Learning Idea: More detail about the space is helpful.
Getting started in creating a Makerspace can be challenging.
We can look back to Sloyd, a technology education approach from Northern Europe dating back to the late 1800s. They specified everything from the workbench (shown right), tools, tool storage, room layout, tool use, and sequence of projects increasing in complexity. The approach was applied to paper, cardboard, wood, and metal, with many books written to support making progressions in each medium.
We are working on a Makerspace Playbook that aims to have similarly detailed tips and techniques for furniture and material storage options in setting up a space, a list of tools and materials that are most useful to stock, and projects enabled by the space.
A collection of safety approaches is also being planned in conjunction with the community to be useful in Makerspaces, hackerspaces, and other tool-centric spaces. Posters can provide reference materials that can be mounted on Makerspace walls. And MakeWorld is being planned as a collection of techniques and instructions for using tools, making design decisions, and tying in more traditional STEM subjects.
Learning Idea: Aim for cohesion.
Nathan et.al. suggest that integrating STEM in an engineering classroom can be helped by “producing and maintaining cohesion of central concepts across the range of mathematical representations and scientific laws, technological objects, engineering designs and social structures.“
The goal of Makerspace is not to be an engineering classroom per se, but we are interested in supporting the central STEM concepts that are most generative for making. Zacharias (to whom we referred in our first Learning Ideas post) wanted to teach the structure of physics — we’d like to have the structure of physics available to support interested students and teachers.
One interesting approach is the Karlsruhe Physics Course, which uses engineering flow models to present a coherent picture of basic physics and the role of energy across systems.
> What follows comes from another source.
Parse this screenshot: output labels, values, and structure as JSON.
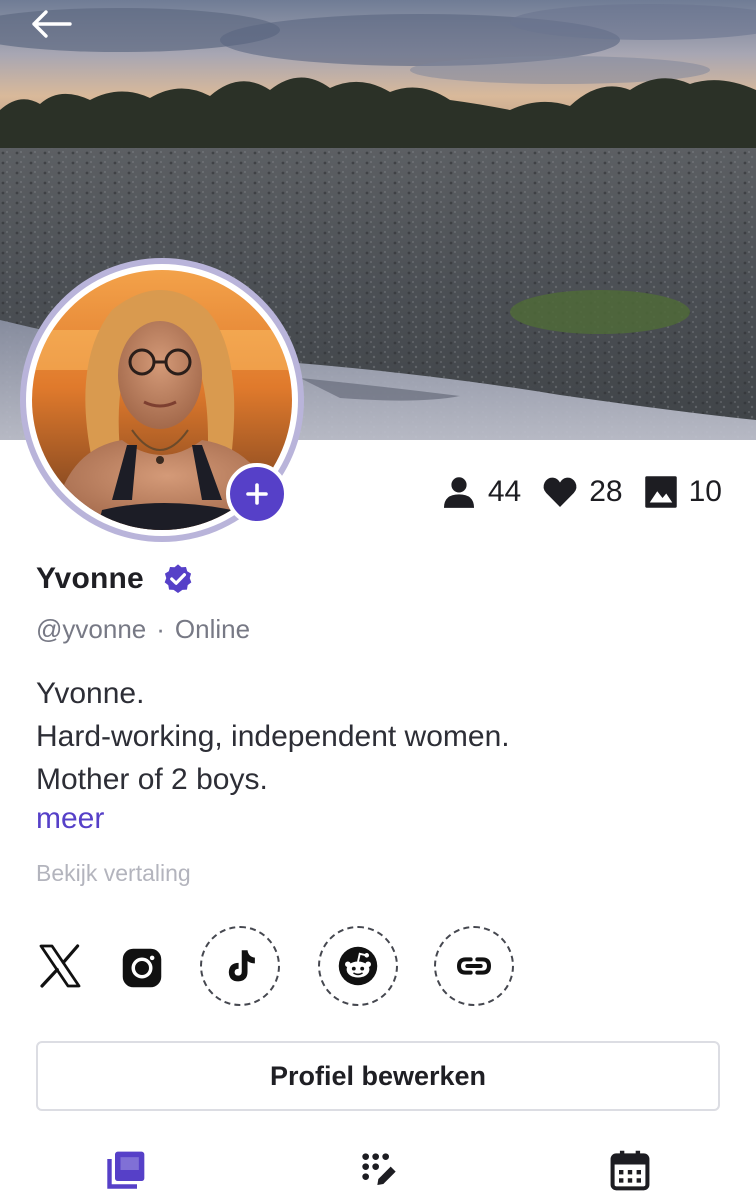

A nice presentation of the structure of chemistry comes from Peter Atkins’s “Skeletal chemistry,” which can be combined with new representations like structure-focused periodic table from Thinking Chemistry (shown below).
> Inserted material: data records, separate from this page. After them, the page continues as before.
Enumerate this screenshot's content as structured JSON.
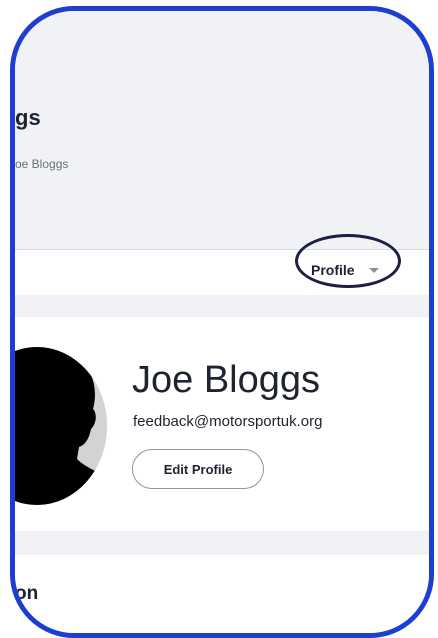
{
  "header": {
    "page_title": "gs",
    "breadcrumb": "oe Bloggs"
  },
  "tabbar": {
    "profile_label": "Profile"
  },
  "profile": {
    "name": "Joe Bloggs",
    "email": "feedback@motorsportuk.org",
    "edit_button": "Edit Profile"
  },
  "section": {
    "title": "on"
  },
  "colors": {
    "frame_border": "#1d3fd1",
    "highlight_ring": "#1d1f45",
    "background": "#f1f2f6",
    "avatar_bg": "#d3d3d3"
  },
  "icons": {
    "avatar": "person-silhouette-icon",
    "dropdown": "caret-down-icon"
  }
}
For math, Hung-Hsi Wu’s list of “The Mathematics K-12 Teachers Need to Know” might be useful for trying to find what’s needed for math (this requires further study).
- Precision: Mathematical statements are clear and unambiguous. At any moment, it is clear what is known and what is not known.
- Definitions: They are the bedrock of the mathematical structure. They are the platform that supports reasoning. No definitions, no mathematics.
- Reasoning: The lifeblood of mathematics. The engine that drives problem solving. Its absence is the root cause of teaching- and learning- by-rote.
- Coherence: Mathematics is a tapestry in which all the concepts and skills are interwoven. it is all of a piece.
- Purposefulness: Mathematics is goal-oriented, and every concept or skill is there for a purpose. Mathematics is not just fun and games.
For reference, seven cross-cutting concepts from science and engineering are specified in the new science education framework:
- Cause and effect
- Scale, proportion, and quantity
- Systems and system models
- Energy and matter
- Structure and function
- Stability and change
The list of learning ideas I’ve introduced over the past few posts is by no means exhaustive. These are just starting points for helping to move Makerspace teachers and students towards a productive collection of ideas. We are sure that once schools start setting up, using, and sharing the tools, materials, and ideas from both Make and from educational archives, fantastic things will start to happen. We look forward to fostering this community.